Non chiamatevi no-vax“, aveva detto all’Adnkronos lo stesso professionista che ad inizio carriera ha lavorato come Ufficiale Medico presso il Centro Informazioni e Difesa Elettronica, dove effettuava quotidianamente inoculazioni: “Sono 40 anni che effettuo vaccinazioni. Esistono vaccini per virus che non mutano e vaccini che mutano in maniera molto rapida. Non possiamo fare di ogni erba un fascio. I vaccini per i virus estremamente mutabili a mio parere non hanno senso”.
Posizioni note quelle del medico, che nella giornata di lunedì ha ricevuto una lettera dall’Ordine professionale nella quale veniva comunicata la sua sospensione dal servizio senza stipendio.

Una scelta per la quale il dottor Amici si è detto stupito: “Sono sorpreso da questo provvedimento. L’iniziativa dell’assessore D’Amato è un atto illegittimo contro il quale farò ricorso”.
Particolarmente calzante è a tal proposito la recente intervista di Fabio Duranti al presidente dell’Ordine dei Medici di Roma Antonio Magi, nel corso della quale si evidenziava come in questo momento sarebbero da evitare anche poche unità mediche in meno per garantire la salute pubblica: come si concilia con tali affermazioni il caso di un dottore sano, allontanato da una lotta al nemico invisibile che, da oggi, ha un avversario in meno?

“Il dottor Amici è stato sospeso non perché non è bravo a fare il medico, ma perché non è vaccinato. Vorrei sapere quante persone, dall’inizio di questa storia, il dottor Amici ha infettato. La risposta è 0. Quanti pazienti Covid ha avuto? Un centinaio. E non ha mai mandato al creatore nessuno, anzi, ha guarito tutti. Di fronte ad un’emergenza così grave è assurdo che un medico che ha curato centinaia di pazienti portandoli tutti alla guarigione – e non è mai stato un pericolo – venga sospeso senza stipendio perché non si è vaccinato. Non so se viviamo in un mondo normale o distopico. Mi auguro che questa gente venga processata da un tribunale popolare dove la gente valuta se le scelte regolamentari siano corrette.

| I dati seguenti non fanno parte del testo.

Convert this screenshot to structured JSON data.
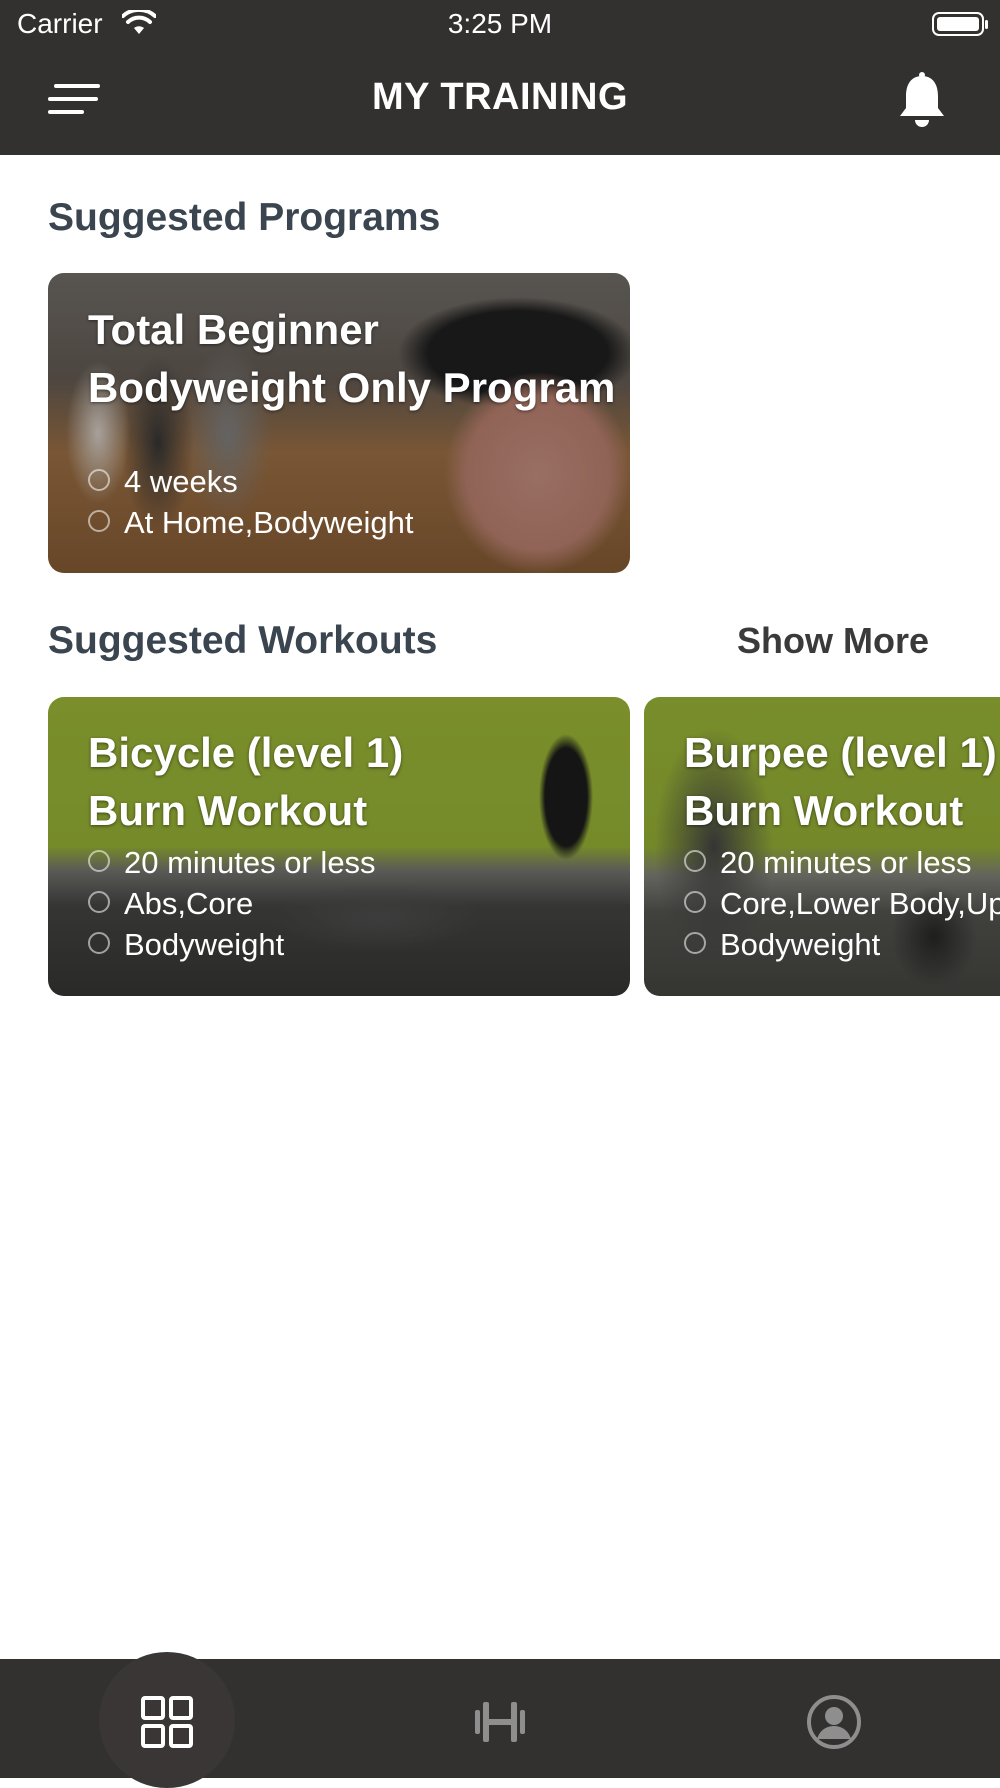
{
  "status_bar": {
    "carrier": "Carrier",
    "time": "3:25 PM"
  },
  "header": {
    "title": "MY TRAINING",
    "menu_icon": "menu-icon",
    "bell_icon": "bell-icon"
  },
  "programs": {
    "section_title": "Suggested Programs",
    "items": [
      {
        "title_line1": "Total Beginner",
        "title_line2": "Bodyweight Only Program",
        "duration": "4 weeks",
        "tags": "At Home,Bodyweight"
      }
    ]
  },
  "workouts": {
    "section_title": "Suggested Workouts",
    "show_more": "Show More",
    "items": [
      {
        "title_line1": "Bicycle (level 1)",
        "title_line2": "Burn Workout",
        "duration": "20 minutes or less",
        "body_parts": "Abs,Core",
        "equipment": "Bodyweight"
      },
      {
        "title_line1": "Burpee (level 1)",
        "title_line2": "Burn Workout",
        "duration": "20 minutes or less",
        "body_parts": "Core,Lower Body,Upper Body",
        "equipment": "Bodyweight"
      }
    ]
  },
  "tab_bar": {
    "items": [
      {
        "icon": "dashboard-grid-icon",
        "active": true
      },
      {
        "icon": "dumbbell-icon",
        "active": false
      },
      {
        "icon": "profile-icon",
        "active": false
      }
    ]
  },
  "colors": {
    "bar": "#333030",
    "section_title": "#3a4550",
    "accent_green": "#a8c83a"
  }
}
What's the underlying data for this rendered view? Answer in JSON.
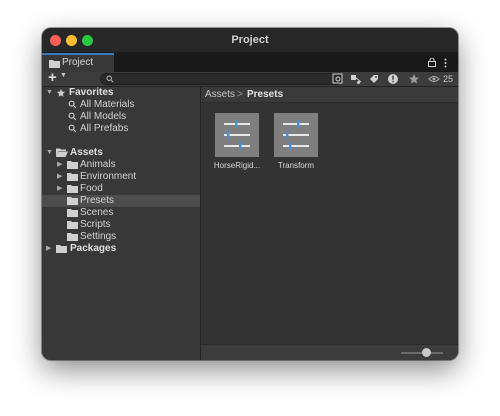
{
  "window": {
    "title": "Project"
  },
  "tab": {
    "label": "Project",
    "icon": "folder-icon"
  },
  "toolbar": {
    "create_label": "+",
    "search_placeholder": "",
    "hidden_count": "25"
  },
  "sidebar": {
    "favorites": {
      "label": "Favorites",
      "items": [
        {
          "label": "All Materials"
        },
        {
          "label": "All Models"
        },
        {
          "label": "All Prefabs"
        }
      ]
    },
    "assets": {
      "label": "Assets",
      "items": [
        {
          "label": "Animals",
          "expandable": true
        },
        {
          "label": "Environment",
          "expandable": true
        },
        {
          "label": "Food",
          "expandable": true
        },
        {
          "label": "Presets",
          "expandable": false,
          "selected": true
        },
        {
          "label": "Scenes",
          "expandable": false
        },
        {
          "label": "Scripts",
          "expandable": false
        },
        {
          "label": "Settings",
          "expandable": false
        }
      ]
    },
    "packages": {
      "label": "Packages"
    }
  },
  "breadcrumb": {
    "root": "Assets",
    "separator": ">",
    "current": "Presets"
  },
  "assets_grid": [
    {
      "label": "HorseRigid..."
    },
    {
      "label": "Transform"
    }
  ],
  "colors": {
    "accent": "#3a79bb",
    "window_bg": "#383838",
    "selection": "#4d4d4d",
    "preset_slider": "#4a8fd6"
  }
}
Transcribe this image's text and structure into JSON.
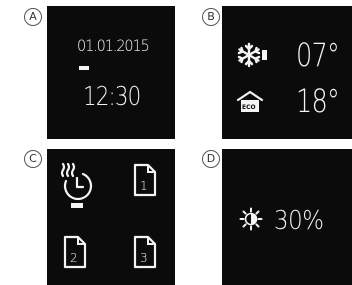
{
  "panels": [
    {
      "badge": "A",
      "date": "01.01.2015",
      "time": "12:30"
    },
    {
      "badge": "B",
      "snow_temp": "07°",
      "eco_label": "ECO",
      "eco_temp": "18°"
    },
    {
      "badge": "C",
      "program_numbers": [
        "1",
        "2",
        "3"
      ]
    },
    {
      "badge": "D",
      "brightness": "30%"
    }
  ],
  "icons": {
    "a": [],
    "b": [
      "snowflake-icon",
      "eco-house-icon"
    ],
    "c": [
      "heat-timer-icon",
      "program-1-icon",
      "program-2-icon",
      "program-3-icon"
    ],
    "d": [
      "brightness-sun-icon"
    ]
  },
  "colors": {
    "screen": "#0b0b0b",
    "foreground": "#f4f4f4",
    "badge_border": "#555555"
  }
}
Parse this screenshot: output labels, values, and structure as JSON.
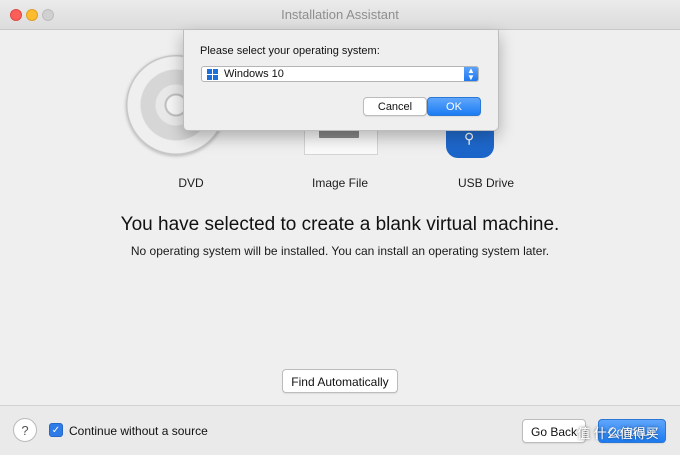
{
  "window": {
    "title": "Installation Assistant"
  },
  "sources": [
    {
      "label": "DVD",
      "icon": "dvd-disc-icon"
    },
    {
      "label": "Image File",
      "icon": "image-file-icon"
    },
    {
      "label": "USB Drive",
      "icon": "usb-drive-icon"
    }
  ],
  "main": {
    "headline": "You have selected to create a blank virtual machine.",
    "subline": "No operating system will be installed. You can install an operating system later.",
    "find_button": "Find Automatically"
  },
  "footer": {
    "help": "?",
    "checkbox_label": "Continue without a source",
    "checkbox_checked": true,
    "back_button": "Go Back",
    "continue_button": "Continue"
  },
  "sheet": {
    "prompt": "Please select your operating system:",
    "selected_os": "Windows 10",
    "cancel": "Cancel",
    "ok": "OK"
  },
  "watermark": "值 什么值得买",
  "colors": {
    "accent": "#1d7cf3"
  }
}
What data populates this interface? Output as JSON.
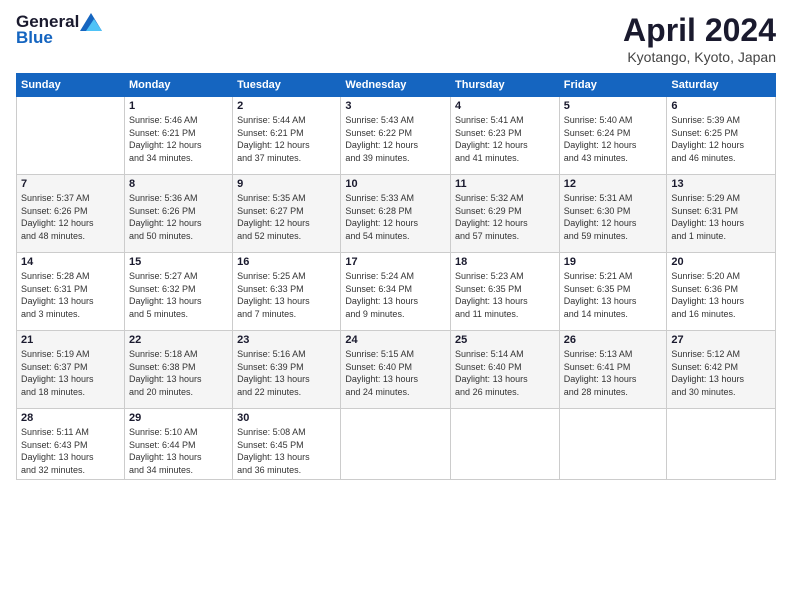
{
  "header": {
    "logo_general": "General",
    "logo_blue": "Blue",
    "title": "April 2024",
    "location": "Kyotango, Kyoto, Japan"
  },
  "days_of_week": [
    "Sunday",
    "Monday",
    "Tuesday",
    "Wednesday",
    "Thursday",
    "Friday",
    "Saturday"
  ],
  "weeks": [
    [
      {
        "day": "",
        "info": ""
      },
      {
        "day": "1",
        "info": "Sunrise: 5:46 AM\nSunset: 6:21 PM\nDaylight: 12 hours\nand 34 minutes."
      },
      {
        "day": "2",
        "info": "Sunrise: 5:44 AM\nSunset: 6:21 PM\nDaylight: 12 hours\nand 37 minutes."
      },
      {
        "day": "3",
        "info": "Sunrise: 5:43 AM\nSunset: 6:22 PM\nDaylight: 12 hours\nand 39 minutes."
      },
      {
        "day": "4",
        "info": "Sunrise: 5:41 AM\nSunset: 6:23 PM\nDaylight: 12 hours\nand 41 minutes."
      },
      {
        "day": "5",
        "info": "Sunrise: 5:40 AM\nSunset: 6:24 PM\nDaylight: 12 hours\nand 43 minutes."
      },
      {
        "day": "6",
        "info": "Sunrise: 5:39 AM\nSunset: 6:25 PM\nDaylight: 12 hours\nand 46 minutes."
      }
    ],
    [
      {
        "day": "7",
        "info": "Sunrise: 5:37 AM\nSunset: 6:26 PM\nDaylight: 12 hours\nand 48 minutes."
      },
      {
        "day": "8",
        "info": "Sunrise: 5:36 AM\nSunset: 6:26 PM\nDaylight: 12 hours\nand 50 minutes."
      },
      {
        "day": "9",
        "info": "Sunrise: 5:35 AM\nSunset: 6:27 PM\nDaylight: 12 hours\nand 52 minutes."
      },
      {
        "day": "10",
        "info": "Sunrise: 5:33 AM\nSunset: 6:28 PM\nDaylight: 12 hours\nand 54 minutes."
      },
      {
        "day": "11",
        "info": "Sunrise: 5:32 AM\nSunset: 6:29 PM\nDaylight: 12 hours\nand 57 minutes."
      },
      {
        "day": "12",
        "info": "Sunrise: 5:31 AM\nSunset: 6:30 PM\nDaylight: 12 hours\nand 59 minutes."
      },
      {
        "day": "13",
        "info": "Sunrise: 5:29 AM\nSunset: 6:31 PM\nDaylight: 13 hours\nand 1 minute."
      }
    ],
    [
      {
        "day": "14",
        "info": "Sunrise: 5:28 AM\nSunset: 6:31 PM\nDaylight: 13 hours\nand 3 minutes."
      },
      {
        "day": "15",
        "info": "Sunrise: 5:27 AM\nSunset: 6:32 PM\nDaylight: 13 hours\nand 5 minutes."
      },
      {
        "day": "16",
        "info": "Sunrise: 5:25 AM\nSunset: 6:33 PM\nDaylight: 13 hours\nand 7 minutes."
      },
      {
        "day": "17",
        "info": "Sunrise: 5:24 AM\nSunset: 6:34 PM\nDaylight: 13 hours\nand 9 minutes."
      },
      {
        "day": "18",
        "info": "Sunrise: 5:23 AM\nSunset: 6:35 PM\nDaylight: 13 hours\nand 11 minutes."
      },
      {
        "day": "19",
        "info": "Sunrise: 5:21 AM\nSunset: 6:35 PM\nDaylight: 13 hours\nand 14 minutes."
      },
      {
        "day": "20",
        "info": "Sunrise: 5:20 AM\nSunset: 6:36 PM\nDaylight: 13 hours\nand 16 minutes."
      }
    ],
    [
      {
        "day": "21",
        "info": "Sunrise: 5:19 AM\nSunset: 6:37 PM\nDaylight: 13 hours\nand 18 minutes."
      },
      {
        "day": "22",
        "info": "Sunrise: 5:18 AM\nSunset: 6:38 PM\nDaylight: 13 hours\nand 20 minutes."
      },
      {
        "day": "23",
        "info": "Sunrise: 5:16 AM\nSunset: 6:39 PM\nDaylight: 13 hours\nand 22 minutes."
      },
      {
        "day": "24",
        "info": "Sunrise: 5:15 AM\nSunset: 6:40 PM\nDaylight: 13 hours\nand 24 minutes."
      },
      {
        "day": "25",
        "info": "Sunrise: 5:14 AM\nSunset: 6:40 PM\nDaylight: 13 hours\nand 26 minutes."
      },
      {
        "day": "26",
        "info": "Sunrise: 5:13 AM\nSunset: 6:41 PM\nDaylight: 13 hours\nand 28 minutes."
      },
      {
        "day": "27",
        "info": "Sunrise: 5:12 AM\nSunset: 6:42 PM\nDaylight: 13 hours\nand 30 minutes."
      }
    ],
    [
      {
        "day": "28",
        "info": "Sunrise: 5:11 AM\nSunset: 6:43 PM\nDaylight: 13 hours\nand 32 minutes."
      },
      {
        "day": "29",
        "info": "Sunrise: 5:10 AM\nSunset: 6:44 PM\nDaylight: 13 hours\nand 34 minutes."
      },
      {
        "day": "30",
        "info": "Sunrise: 5:08 AM\nSunset: 6:45 PM\nDaylight: 13 hours\nand 36 minutes."
      },
      {
        "day": "",
        "info": ""
      },
      {
        "day": "",
        "info": ""
      },
      {
        "day": "",
        "info": ""
      },
      {
        "day": "",
        "info": ""
      }
    ]
  ]
}
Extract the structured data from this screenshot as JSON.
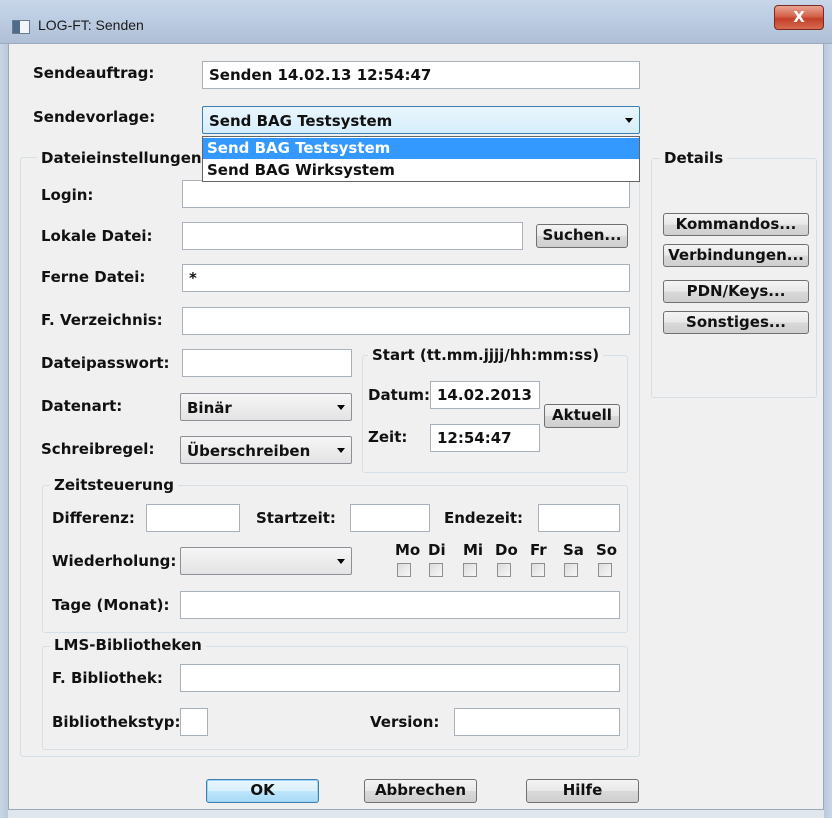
{
  "window": {
    "title": "LOG-FT: Senden",
    "close_label": "X"
  },
  "sendeauftrag": {
    "label": "Sendeauftrag:",
    "value": "Senden 14.02.13 12:54:47"
  },
  "sendevorlage": {
    "label": "Sendevorlage:",
    "value": "Send BAG Testsystem",
    "options": [
      "Send BAG Testsystem",
      "Send BAG Wirksystem"
    ],
    "selected_index": 0
  },
  "dateieinstellungen": {
    "title": "Dateieinstellungen",
    "login_label": "Login:",
    "login_value": "",
    "lokale_datei_label": "Lokale Datei:",
    "lokale_datei_value": "",
    "suchen_label": "Suchen...",
    "ferne_datei_label": "Ferne Datei:",
    "ferne_datei_value": "*",
    "f_verzeichnis_label": "F. Verzeichnis:",
    "f_verzeichnis_value": "",
    "dateipasswort_label": "Dateipasswort:",
    "dateipasswort_value": "",
    "datenart_label": "Datenart:",
    "datenart_value": "Binär",
    "schreibregel_label": "Schreibregel:",
    "schreibregel_value": "Überschreiben"
  },
  "start": {
    "title": "Start (tt.mm.jjjj/hh:mm:ss)",
    "datum_label": "Datum:",
    "datum_value": "14.02.2013",
    "zeit_label": "Zeit:",
    "zeit_value": "12:54:47",
    "aktuell_label": "Aktuell"
  },
  "zeitsteuerung": {
    "title": "Zeitsteuerung",
    "differenz_label": "Differenz:",
    "startzeit_label": "Startzeit:",
    "endezeit_label": "Endezeit:",
    "wiederholung_label": "Wiederholung:",
    "wiederholung_value": "",
    "days": [
      "Mo",
      "Di",
      "Mi",
      "Do",
      "Fr",
      "Sa",
      "So"
    ],
    "tage_label": "Tage (Monat):",
    "tage_value": ""
  },
  "lms": {
    "title": "LMS-Bibliotheken",
    "f_bibliothek_label": "F. Bibliothek:",
    "f_bibliothek_value": "",
    "bibliothekstyp_label": "Bibliothekstyp:",
    "version_label": "Version:"
  },
  "details": {
    "title": "Details",
    "kommandos_label": "Kommandos...",
    "verbindungen_label": "Verbindungen...",
    "pdn_keys_label": "PDN/Keys...",
    "sonstiges_label": "Sonstiges..."
  },
  "footer": {
    "ok_label": "OK",
    "abbrechen_label": "Abbrechen",
    "hilfe_label": "Hilfe"
  }
}
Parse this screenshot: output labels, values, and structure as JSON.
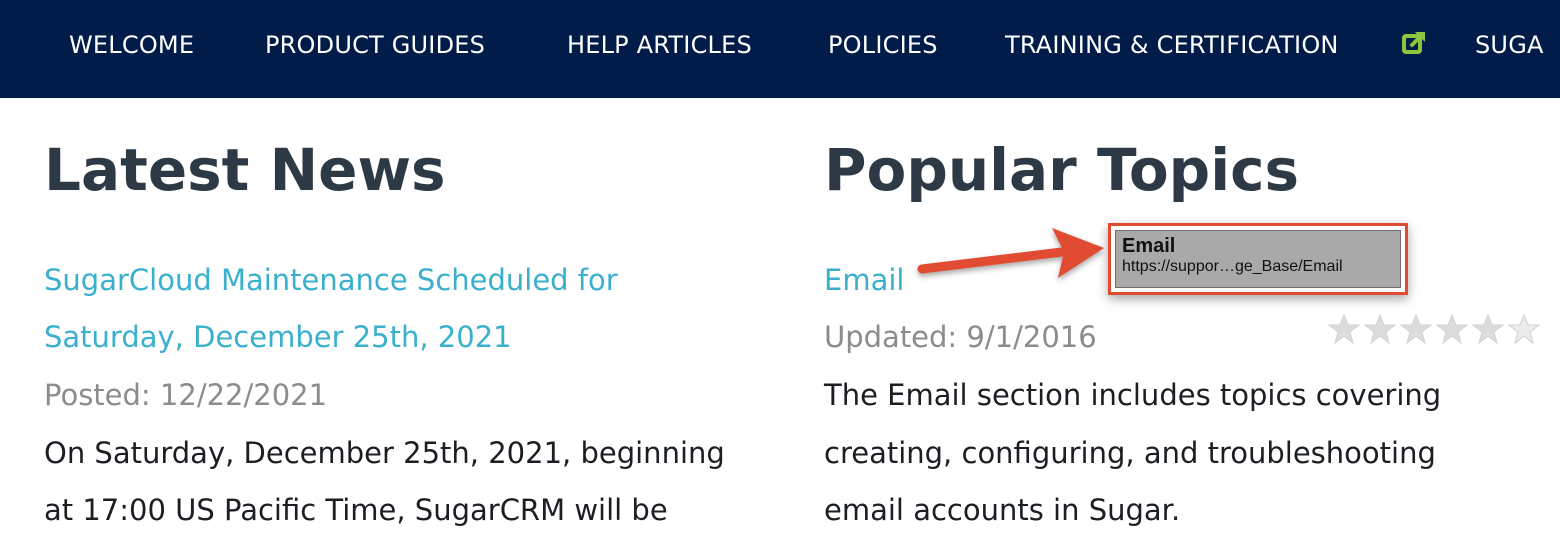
{
  "nav": {
    "items": [
      {
        "label": "WELCOME"
      },
      {
        "label": "PRODUCT GUIDES"
      },
      {
        "label": "HELP ARTICLES"
      },
      {
        "label": "POLICIES"
      },
      {
        "label": "TRAINING & CERTIFICATION"
      },
      {
        "label": "SUGA"
      }
    ],
    "external_icon": "external-link-icon",
    "background": "#011c48",
    "icon_color": "#8cc63f"
  },
  "latest_news": {
    "title": "Latest News",
    "article": {
      "link_line1": "SugarCloud Maintenance Scheduled for",
      "link_line2": "Saturday, December 25th, 2021",
      "posted": "Posted: 12/22/2021",
      "body_line1": "On Saturday, December 25th, 2021, beginning",
      "body_line2": "at 17:00 US Pacific Time, SugarCRM will be"
    }
  },
  "popular_topics": {
    "title": "Popular Topics",
    "topic": {
      "link": "Email",
      "updated": "Updated: 9/1/2016",
      "body_line1": "The Email section includes topics covering",
      "body_line2": "creating, configuring, and troubleshooting",
      "body_line3": "email accounts in Sugar.",
      "rating": 0,
      "rating_max": 6
    }
  },
  "tooltip": {
    "title": "Email",
    "url": "https://suppor…ge_Base/Email"
  },
  "colors": {
    "link": "#3ab0cd",
    "heading": "#2d3a45",
    "meta": "#8c8c8c",
    "annotation": "#e04b33",
    "star_empty": "#dcdcdc"
  }
}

C’è un’emergenza, un medico che guarisce, e tu per il fatto che non è vaccinato lo rimuovi. Il fatto che tu togli una risorsa sul territorio significa che non potrà più curare malati Covid. Ci sarà una risorsa in meno sul territorio, una persona che ha curato tutti, che non ha mandato nessuno in terapia intensiva. Tu lo hai sospeso perché non si è “benedetto”! Hai tolto dalla mischia un soldato efficiente che aveva vinto tutte le sue battaglie. Il dottor Amici ha fatto il medico! Tutta questa assurdità ha un loop incredibile, è essa stessa la contraddizione di se stessa. Gli stupidi commettono errori.

Sono regole ridicole. Sono le menti migliori e li hai tolti dalla prima linea contro la malattia. Molti reparti sono stati chiusi per infermieri e medici che sono arrivati lì positivi, quindi la ca***ta non regge più.
Stai togliendo i lavoratori migliori, così come gli insegnanti. Oggi i figli dei ricchi possono continuare a studiare nelle case: siete contenti? I figli di quelli cresceranno e diventeranno bravi, i figli degli altri no. State sostituendo gli insegnanti bravi.
Il dottor Amici è una persona valida che viene sospesa solo perché ha guarito la gente”.